Carrying his three textbooks, he came out of the college, and headed towards the source of the noise — the makeshift wooden pandals, each adorned with its twelve-foot idol of Ma Durga slaying the pitch-black buffalo-demon, in front of which devotees beat drums and burnt incense.
He stopped in front of the Matunga Gymkhana to watch the girls in white playing tennis. He looked at the legs of one of the girls, pale brown, glossy, with strong diamond-shaped calf muscles, and then up at her tight T-shirt, from which a golden necklace dangled.
‘Wrong game, Tendulkar.’
A Honda City had stopped beside him, and a girl held a door open for Manju.

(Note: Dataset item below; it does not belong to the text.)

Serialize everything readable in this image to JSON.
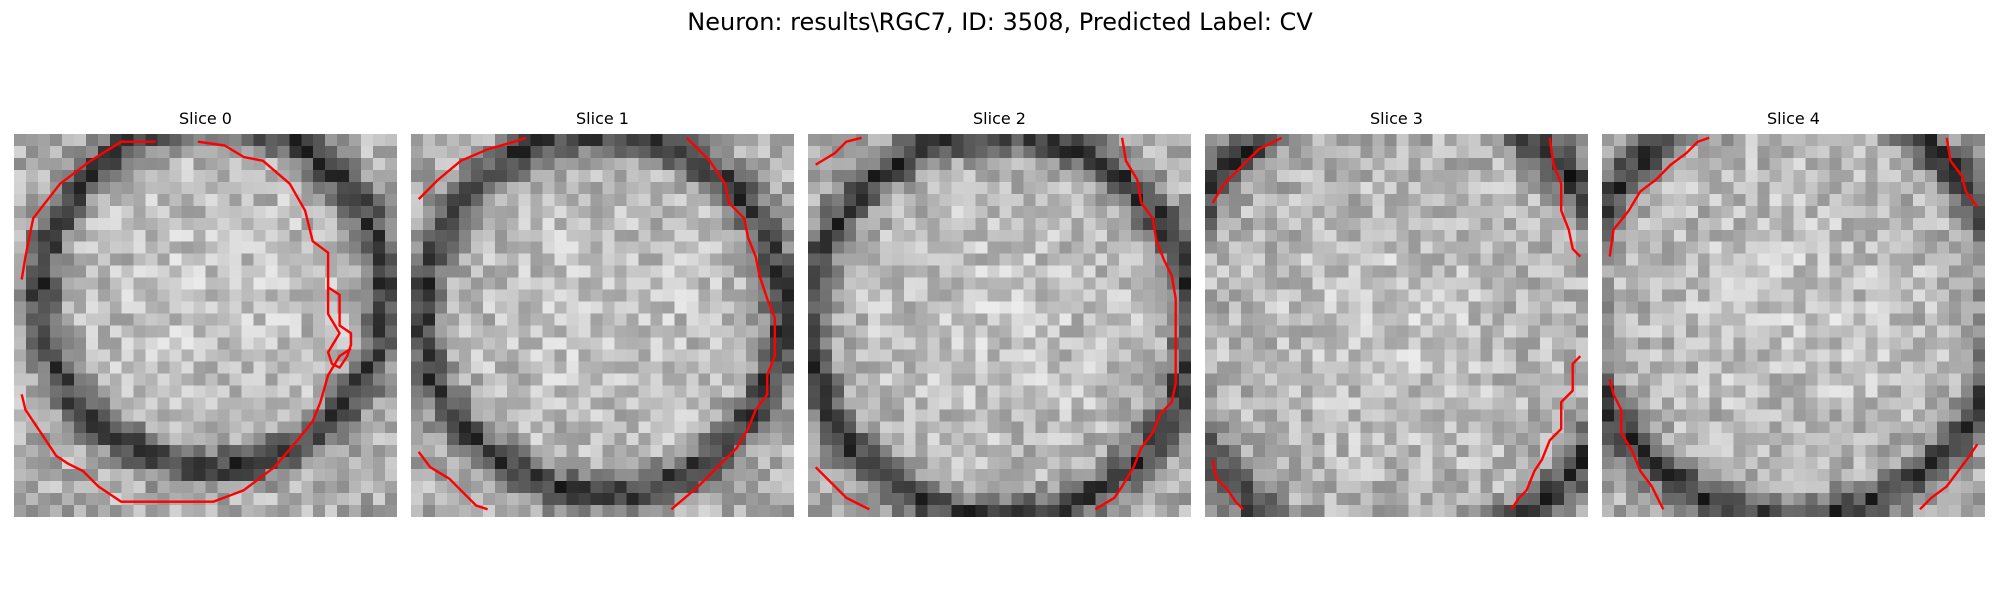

‘Don’t act as if you don’t know me now,’ Sofia said, as Manju looked about. ‘Get in.’
‘Is Radha here with you?’
‘Why should he be? I was just going to Ram Ashraya to meet a friend. Get in. Manju, don’t worry. Your father isn’t here. That man tried to kill me in Ballard Estate. I feel sorry for you. Get in.’
The door was still open and the car was holding up traffic; so, Manju got in, closed the door behind him with one hand, and sat with the textbooks pressed against his chest.
Sofia smiled. He tried to read her mind.
‘Tomorrow is your big Selectors’ Day, isn’t it? Everyone is so nervous right now. Are you nervous?’
As the car moved, Manju felt his stomach starting to churn.
‘Hey. I asked, are you freaked out by Selectors’ Day? I know that they asked you to come even though you’re one year younger than everyone else.’
He wanted to raise his palm and just block Sofia out.
‘No. I’m not nervous.’
‘Salim,’ the girl told her driver, ‘this boy has no blood pressure. Look how cool he is the day before Selectors’ Day.’ Leaning in to him she whispered: ‘Manju, be honest with me. I’m on your side, understand?’
‘Yes,’ Manju said.
The traffic was bad; a colossal image of Durga, seated on the back of a lorry, was approaching, surrounded by chanting and singing devotees, some of whom carried their own smaller idols of the Mother Goddess.